Noch bissen die Leute im Land ob der Enns die Zähne zusammen und hielten still.
Aber das würde sich bald ändern.
*
Ein kurzes Knacken durchbrach die Stille. Der Junge verharrte erschrocken in geduckter Haltung, angestrengt nach allen Seiten lauschend.
Aber nichts rührte sich.
Johannes hastete vorsichtig und behände wie eine Katze weiter bergan. Er war sich im Klaren darüber, wie gefährlich sein Weg zu dieser Jahreszeit war. Der Boden war mit nassem Laub bedeckt, auf dem man unversehens ausglitt. Er hatte sich oft genug verletzt, wenn er zwischen den Bäumen am Bachufer entlanglief, einem entlaufenen Schaf, einer vorwitzigen Ziege auf der Spur, die sich von den übrigen abgesondert hatten.

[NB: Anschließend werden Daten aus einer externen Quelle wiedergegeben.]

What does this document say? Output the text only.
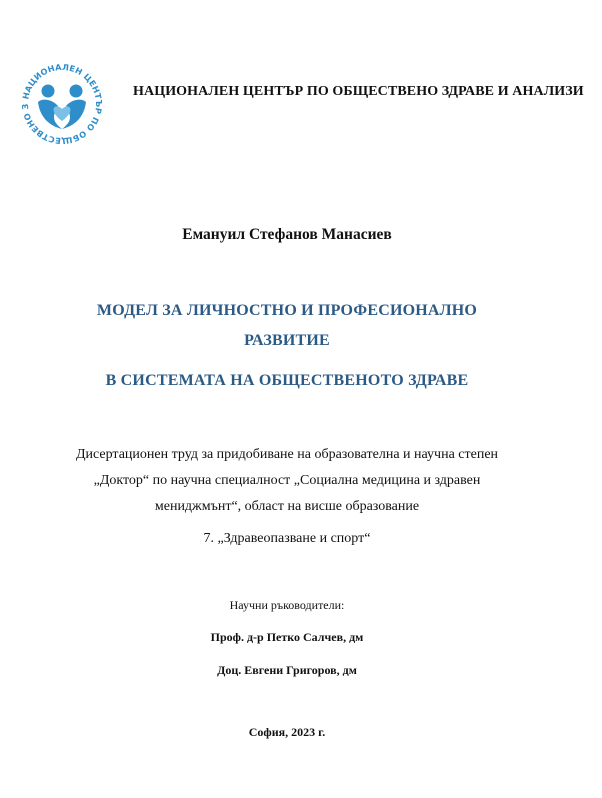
НАЦИОНАЛЕН ЦЕНТЪР ПО ОБЩЕСТВЕНО З
НАЦИОНАЛЕН ЦЕНТЪР ПО ОБЩЕСТВЕНО ЗДРАВЕ И АНАЛИЗИ
Емануил Стефанов Манасиев
МОДЕЛ ЗА ЛИЧНОСТНО И ПРОФЕСИОНАЛНО
РАЗВИТИЕ
В СИСТЕМАТА НА ОБЩЕСТВЕНОТО ЗДРАВЕ
Дисертационен труд за придобиване на образователна и научна степен
„Доктор“ по научна специалност „Социална медицина и здравен
мениджмънт“, област на висше образование
7. „Здравеопазване и спорт“
Научни ръководители:
Проф. д-р Петко Салчев, дм
Доц. Евгени Григоров, дм
София, 2023 г.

Bei einer dieser Gelegenheiten hatte Johannes eine Höhle in einem der steil aufragenden Felsen entdeckt, die den Bergbach begleiteten. Sie war jetzt sein Ziel. Er musste sich beeilen, um rechtzeitig vor Einbruch der Dunkelheit zu seinem Versteck zu gelangen.
Keuchend und immer wieder auf allen Vieren vorwärts hastend erreichte er über ein schmales Geröllfeld schließlich den Felsen. Mit klammen Fingern hielt sich der Junge an der unsicheren Steinwand fest, schob sich Stück für Stück nach oben, immer darauf bedacht, mit den dünn beschuhten Füßen festen Halt zu finden. Es gab keine Möglichkeit, auch nur einen Fußbreit unter sich zu erkennen. Er musste sich ganz an den Fels gedrückt aufwärts bewegen, wenn er nicht Gefahr laufen wollte, eine unbedachte Bewegung zu machen und in die Tiefe zu stürzen.
Erschöpft und mit blutenden Händen erreichte er den engen Durchschlupf und ließ sich entkräftet auf den Boden sinken.
Lange Zeit war er unfähig, die schmerzenden Arme und Beine zu bewegen.